Basically, as I said, the Greens are in support of Ms Cody’s motion. We just think it has a narrow view of the ACT economy, and we would like to see a wider view, with this Assembly looking at what is, in the long run, sustainable for Canberra and what is, in the long run, going to make the people of Canberra happier and healthier.
MR BARR (Kurrajong—Chief Minister, Treasurer, Minister for Economic Development and Minister for Tourism and Major Events) (11.21): I thank Ms Cody for putting this motion before the Assembly today. It will come as no great surprise that the government will be supporting Ms Cody’s motion.
I want to focus my comments today on the areas of the territory economy that are performing above the national average. We have had some discussion this morning in relation to both state final demand and gross state product as aggregate measures of the performance of the economy. On both of those measures, we are leading the nation or, in the case of gross state product, coming a close second to New South Wales. We are well above the national average.

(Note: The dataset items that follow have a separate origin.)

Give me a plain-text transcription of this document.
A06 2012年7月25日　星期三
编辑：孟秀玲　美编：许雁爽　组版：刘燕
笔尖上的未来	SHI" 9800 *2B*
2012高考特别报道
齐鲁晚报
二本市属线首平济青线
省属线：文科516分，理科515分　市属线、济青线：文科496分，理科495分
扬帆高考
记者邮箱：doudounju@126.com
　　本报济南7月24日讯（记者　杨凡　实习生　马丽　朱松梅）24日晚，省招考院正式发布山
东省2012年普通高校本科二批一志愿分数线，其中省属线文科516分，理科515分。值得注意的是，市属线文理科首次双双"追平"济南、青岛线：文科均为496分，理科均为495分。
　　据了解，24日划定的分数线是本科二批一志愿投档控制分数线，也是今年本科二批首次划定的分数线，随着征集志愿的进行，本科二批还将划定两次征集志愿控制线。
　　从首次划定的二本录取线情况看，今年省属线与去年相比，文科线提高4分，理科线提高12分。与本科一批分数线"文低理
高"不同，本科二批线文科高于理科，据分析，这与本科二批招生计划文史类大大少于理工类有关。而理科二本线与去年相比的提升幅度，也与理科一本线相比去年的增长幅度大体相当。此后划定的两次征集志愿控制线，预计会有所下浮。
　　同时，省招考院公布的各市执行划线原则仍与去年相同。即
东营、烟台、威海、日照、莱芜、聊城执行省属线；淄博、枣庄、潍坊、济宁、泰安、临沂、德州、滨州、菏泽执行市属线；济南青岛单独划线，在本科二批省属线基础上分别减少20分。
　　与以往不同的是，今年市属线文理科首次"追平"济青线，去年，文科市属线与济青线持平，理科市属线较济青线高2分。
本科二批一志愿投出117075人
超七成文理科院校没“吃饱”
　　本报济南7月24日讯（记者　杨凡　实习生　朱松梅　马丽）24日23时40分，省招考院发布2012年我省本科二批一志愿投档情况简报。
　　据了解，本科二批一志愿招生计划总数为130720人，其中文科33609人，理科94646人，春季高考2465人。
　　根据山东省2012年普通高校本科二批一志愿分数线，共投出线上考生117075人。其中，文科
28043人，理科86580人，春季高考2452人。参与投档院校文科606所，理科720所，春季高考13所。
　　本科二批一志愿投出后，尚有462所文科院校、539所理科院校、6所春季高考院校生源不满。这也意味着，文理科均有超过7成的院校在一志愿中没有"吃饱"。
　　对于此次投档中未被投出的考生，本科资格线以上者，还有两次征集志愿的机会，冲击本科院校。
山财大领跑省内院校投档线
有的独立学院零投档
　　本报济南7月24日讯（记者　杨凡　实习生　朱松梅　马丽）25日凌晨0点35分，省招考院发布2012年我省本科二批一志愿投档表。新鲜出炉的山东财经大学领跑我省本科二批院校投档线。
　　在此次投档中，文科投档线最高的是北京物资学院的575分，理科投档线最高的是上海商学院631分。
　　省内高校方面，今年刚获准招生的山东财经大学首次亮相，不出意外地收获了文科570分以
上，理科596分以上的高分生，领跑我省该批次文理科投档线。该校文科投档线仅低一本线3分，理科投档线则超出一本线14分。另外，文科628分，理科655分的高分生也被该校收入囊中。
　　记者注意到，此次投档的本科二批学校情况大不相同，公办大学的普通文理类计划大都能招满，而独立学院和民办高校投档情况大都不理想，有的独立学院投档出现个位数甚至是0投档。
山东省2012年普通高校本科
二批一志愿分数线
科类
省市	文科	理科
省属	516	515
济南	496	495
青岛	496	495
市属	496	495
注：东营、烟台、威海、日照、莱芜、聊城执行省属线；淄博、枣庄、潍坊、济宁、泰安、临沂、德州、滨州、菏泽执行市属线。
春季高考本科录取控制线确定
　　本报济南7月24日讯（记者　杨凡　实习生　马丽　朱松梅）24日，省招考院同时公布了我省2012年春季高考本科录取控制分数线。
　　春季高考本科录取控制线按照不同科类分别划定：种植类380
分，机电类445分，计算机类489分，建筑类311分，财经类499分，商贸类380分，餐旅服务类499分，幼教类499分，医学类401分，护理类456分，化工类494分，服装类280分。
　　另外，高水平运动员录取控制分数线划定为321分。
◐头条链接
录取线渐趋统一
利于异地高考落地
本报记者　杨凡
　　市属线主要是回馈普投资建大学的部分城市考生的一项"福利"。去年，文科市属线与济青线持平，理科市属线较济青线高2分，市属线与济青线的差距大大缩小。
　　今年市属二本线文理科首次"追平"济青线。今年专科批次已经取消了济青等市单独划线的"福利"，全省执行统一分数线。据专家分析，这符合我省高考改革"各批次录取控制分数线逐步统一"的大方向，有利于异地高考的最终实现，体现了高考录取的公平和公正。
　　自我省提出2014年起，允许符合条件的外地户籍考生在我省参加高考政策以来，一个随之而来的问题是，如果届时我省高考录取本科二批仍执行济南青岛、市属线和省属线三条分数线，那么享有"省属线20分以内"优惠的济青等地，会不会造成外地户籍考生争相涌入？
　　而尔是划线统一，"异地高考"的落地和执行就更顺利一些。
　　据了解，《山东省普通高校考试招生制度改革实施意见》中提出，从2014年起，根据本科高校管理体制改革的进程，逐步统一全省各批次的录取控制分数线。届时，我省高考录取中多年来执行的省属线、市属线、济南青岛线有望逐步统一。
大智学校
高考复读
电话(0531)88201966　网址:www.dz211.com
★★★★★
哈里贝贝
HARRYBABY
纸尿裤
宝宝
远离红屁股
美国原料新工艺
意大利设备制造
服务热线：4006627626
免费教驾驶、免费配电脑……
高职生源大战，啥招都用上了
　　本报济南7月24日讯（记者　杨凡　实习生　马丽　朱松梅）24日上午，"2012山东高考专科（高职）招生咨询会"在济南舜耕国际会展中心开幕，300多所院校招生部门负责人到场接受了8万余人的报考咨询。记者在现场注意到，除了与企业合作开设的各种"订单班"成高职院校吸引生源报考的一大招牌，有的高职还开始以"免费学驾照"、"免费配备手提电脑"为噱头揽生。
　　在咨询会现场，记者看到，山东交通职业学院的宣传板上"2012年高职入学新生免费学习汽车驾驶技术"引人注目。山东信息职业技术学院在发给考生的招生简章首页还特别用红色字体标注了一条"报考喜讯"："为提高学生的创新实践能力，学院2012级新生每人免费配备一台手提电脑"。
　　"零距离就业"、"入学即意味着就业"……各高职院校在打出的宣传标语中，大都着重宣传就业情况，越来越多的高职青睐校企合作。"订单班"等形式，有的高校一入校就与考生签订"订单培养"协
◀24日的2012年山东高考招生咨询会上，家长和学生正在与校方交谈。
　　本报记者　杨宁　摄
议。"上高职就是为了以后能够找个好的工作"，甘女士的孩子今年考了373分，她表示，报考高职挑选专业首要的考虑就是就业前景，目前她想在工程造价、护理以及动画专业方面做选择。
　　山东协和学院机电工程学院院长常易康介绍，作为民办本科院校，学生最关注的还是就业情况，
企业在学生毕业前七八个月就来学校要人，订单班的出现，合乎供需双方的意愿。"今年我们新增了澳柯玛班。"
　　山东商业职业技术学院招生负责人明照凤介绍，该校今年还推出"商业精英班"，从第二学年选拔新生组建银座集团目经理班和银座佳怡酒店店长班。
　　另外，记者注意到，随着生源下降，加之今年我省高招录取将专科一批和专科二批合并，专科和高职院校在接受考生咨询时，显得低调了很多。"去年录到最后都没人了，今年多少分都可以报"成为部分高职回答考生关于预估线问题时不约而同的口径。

These broad measures aggregate what is happening in a range of different sectors of the territory economy. I think it is important to drill down, to have a look at what are the factors that are underpinning both a more diverse territory economy and those areas that are driving increased employment.
We have seen employment growth in the territory much stronger than we have experienced in recent years, and certainly employment is growing faster than in the rest of the nation. Importantly, in the ACT, overwhelmingly that jobs growth has been in full-time secure work as opposed to the part-time casual work that we are seeing as a growing trend in other parts of the country. This is not only important for the stability of household budgets. In the longer term, when looking at the health of the territory economy, it is important that these full-time secure jobs that are being created are more sustainable in the long term and are in sectors of the ACT economy that are more nationally and internationally exposed.